Name: Szabolcs Toth
Background: Mechanical Engineering
Current Job: Technical Sales Consultant
Project Name: fleaMarketKW
Szabolcs Toth is a resident of Kuwait, a small country in the Gulf region with a population of just under 4 million people. It’s the fifth richest country in the world by per capita income and has a long history of attracting expats to help run the local businesses.
Although some expats end up as “lifers” and stay for 30+ years, most expats have an expiration time and leave in as little as six months. As with all relocation, there comes the hassle of packing up one’s life and getting rid of the non-essentials.
In his day-to-day routine, Szabolcs saw a constant stream of advertisements for furniture and personal belongings in local news sources. Most of the ads were simply photos pasted into a Word or Powerpoint document and advertised in newsletters. However, these were difficult to circulate due to the size of the documents.
Szabolcs envisioned a way for people to post their used belongings up for sale on an online flea market, providing an ecommerce channel to sell and trade used goods. Thus, the vision for fleaMarketKW was born.

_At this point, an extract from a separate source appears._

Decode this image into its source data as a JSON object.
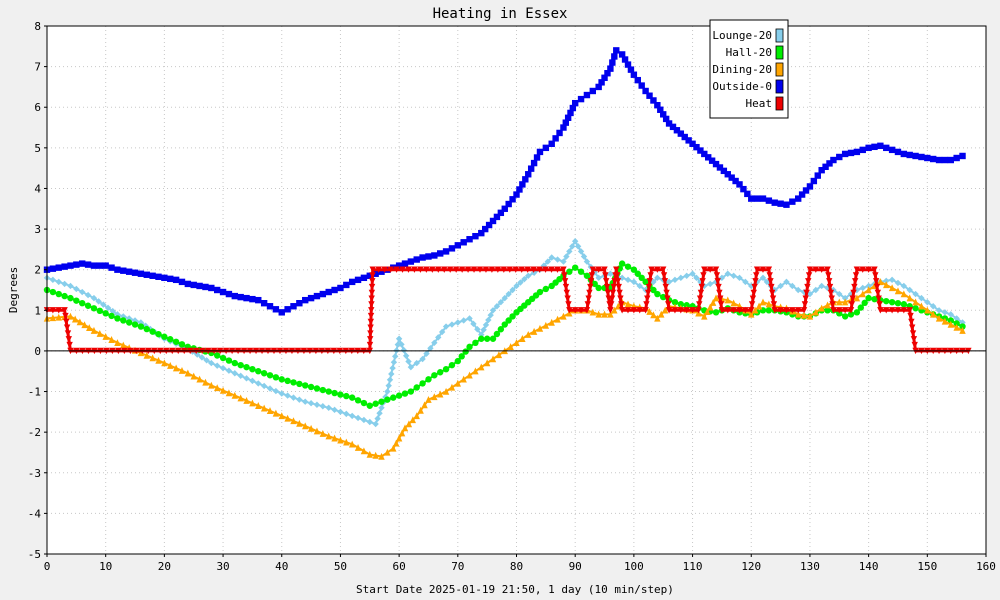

Although Szabolcs had been ruminating over this idea for many years, he was only recently able to build out an MVP for the idea. He began learning to program with Ruby in 2009 and spent his nights coding scripts as a hobby. While he knew enough to build functional programs, he didn’t understand how to architect a complete Rails app and connect the separate structures.
When he came across BaseRails, he gave himself the challenge of bringing his flea market idea to life in one month. “I felt that I had many small islands and [BaseRails] built the bridges among them, this is how small pieces of information became ‘knowledge’”, says Szabolcs. He was most attracted to the idea of learning to build a full-featured online marketplace, particularly with Dropbox integration.
After completing the course, Szabolcs now understands the process of building a web app and the connections between each database model. He can independently add specific gems and read technical documentation to implement additional features for his website. Szabolcs has developed one of the most important skills an entrepreneur can have–the ability to hack together a working prototype for any idea.
His next steps? “Of course, I would like more and more people to use it,” he says. “I know creating awareness around your project is not easy, but I’m not giving up.” For most people, the hardest part of bringing an idea to life is the technical barrier. However, that’s really just the beginning. Szabolcs has succeeded in building a barebones MVP for fleaMarketKW, which is hugely rewarding in itself, but he’s just starting the groundwork of testing it with real users.
Szabolcs’s parting advice to aspiring entrepreneurs: “I was patient and that helped me a lot. I tried and failed many times and always decided that this would be the last. After months, I started again and again. Finally I did it.”